The 32-year-old from Queensland will have to navigate through the Southern Ocean’s Cape Leeuwin, Cape Horn and Cape Agulhas, which are regarded as some of the world’s most dangerous stretches of water, Xinhua news agency reported.
The risk of huge seas, strong winds and icebergs are only some of the challenges Blair will have to contend with.
“I’ve been out doing sea trials, we’ve done four or five hour sails every afternoon just testing all the equipment and going through the paces and making sure the electronics are working correctly and I’m pleased to say it’s all good,” Blair told the Australian Broadcasting Corp.
Blair’s 1,600 nautical mile voyage will be an undertaken in a fiberglass boat, raising some safety concerns.
“Blair has worked for me on a couple of occasions as a skipper, and would have prepared very well,” Sydney’s Liquid Edge sailing instructor, Ron Lilburne, told Xinhua.

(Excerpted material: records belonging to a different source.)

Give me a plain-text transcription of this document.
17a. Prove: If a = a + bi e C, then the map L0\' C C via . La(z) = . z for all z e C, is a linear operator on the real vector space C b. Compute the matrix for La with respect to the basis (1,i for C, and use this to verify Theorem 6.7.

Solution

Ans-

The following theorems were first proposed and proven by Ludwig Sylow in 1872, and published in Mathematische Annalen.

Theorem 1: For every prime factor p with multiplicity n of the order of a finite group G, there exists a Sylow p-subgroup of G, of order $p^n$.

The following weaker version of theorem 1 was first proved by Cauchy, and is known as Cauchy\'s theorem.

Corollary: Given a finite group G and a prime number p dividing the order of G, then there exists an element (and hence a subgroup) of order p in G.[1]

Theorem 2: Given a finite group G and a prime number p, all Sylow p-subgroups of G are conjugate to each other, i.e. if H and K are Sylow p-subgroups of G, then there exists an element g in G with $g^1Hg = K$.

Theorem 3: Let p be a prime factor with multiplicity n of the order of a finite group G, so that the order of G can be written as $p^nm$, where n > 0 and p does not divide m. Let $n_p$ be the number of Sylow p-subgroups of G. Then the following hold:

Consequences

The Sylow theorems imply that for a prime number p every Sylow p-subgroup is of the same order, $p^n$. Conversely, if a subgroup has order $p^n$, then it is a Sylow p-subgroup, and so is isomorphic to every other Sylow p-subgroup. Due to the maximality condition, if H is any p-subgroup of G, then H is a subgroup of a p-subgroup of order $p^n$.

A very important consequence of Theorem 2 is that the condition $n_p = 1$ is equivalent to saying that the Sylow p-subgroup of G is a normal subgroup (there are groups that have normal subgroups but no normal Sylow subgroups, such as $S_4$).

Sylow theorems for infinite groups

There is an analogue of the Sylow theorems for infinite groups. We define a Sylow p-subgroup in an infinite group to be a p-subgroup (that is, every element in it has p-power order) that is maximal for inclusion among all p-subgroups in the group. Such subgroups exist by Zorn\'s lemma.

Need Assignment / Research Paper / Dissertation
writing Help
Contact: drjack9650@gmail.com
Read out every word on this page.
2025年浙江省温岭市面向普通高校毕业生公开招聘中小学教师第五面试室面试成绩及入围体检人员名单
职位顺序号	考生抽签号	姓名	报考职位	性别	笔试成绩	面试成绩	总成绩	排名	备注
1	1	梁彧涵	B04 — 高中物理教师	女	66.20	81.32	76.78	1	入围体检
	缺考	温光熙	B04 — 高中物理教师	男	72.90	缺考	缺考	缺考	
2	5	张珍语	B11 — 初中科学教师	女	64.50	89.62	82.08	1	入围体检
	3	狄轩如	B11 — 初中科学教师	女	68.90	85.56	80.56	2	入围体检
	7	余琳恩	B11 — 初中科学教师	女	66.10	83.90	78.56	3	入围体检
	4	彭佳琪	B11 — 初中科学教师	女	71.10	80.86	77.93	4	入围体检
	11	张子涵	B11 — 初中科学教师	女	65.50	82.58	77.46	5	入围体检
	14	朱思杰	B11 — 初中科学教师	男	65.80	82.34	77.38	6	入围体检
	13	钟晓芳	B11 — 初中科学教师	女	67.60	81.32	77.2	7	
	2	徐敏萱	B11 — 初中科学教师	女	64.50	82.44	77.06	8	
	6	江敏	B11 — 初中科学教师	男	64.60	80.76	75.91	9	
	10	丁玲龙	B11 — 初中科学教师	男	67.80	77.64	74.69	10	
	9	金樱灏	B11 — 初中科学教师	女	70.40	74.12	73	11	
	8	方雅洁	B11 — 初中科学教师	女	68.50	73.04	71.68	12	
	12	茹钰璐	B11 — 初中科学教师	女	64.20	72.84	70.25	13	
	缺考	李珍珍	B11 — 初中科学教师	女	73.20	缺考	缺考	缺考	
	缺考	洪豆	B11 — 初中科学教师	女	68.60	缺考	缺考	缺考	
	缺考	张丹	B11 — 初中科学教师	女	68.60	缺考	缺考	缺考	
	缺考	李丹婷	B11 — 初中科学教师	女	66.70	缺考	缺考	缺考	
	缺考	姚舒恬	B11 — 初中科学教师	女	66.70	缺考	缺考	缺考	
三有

“She’s a great sailor with a lot of offshore racing experience, I would certainly be worried about the wind though!” Lilburne said.
The Australian adventurer remains unconcerned about the risks involved in the voyage.
She told the media: “Once I clear 45 degrees south, there’s my first storm rolling through, I just can’t wait to get in it and test the boat and see how she handles, put her through her paces.”
The designer of the boat, Robert Hick, named the vessel Climate Change Now in order to highlight environmental issues and raise money for climate action.
If Blair beats the previous 102-day record, she’s expected to arrive back in Albany at the end of April.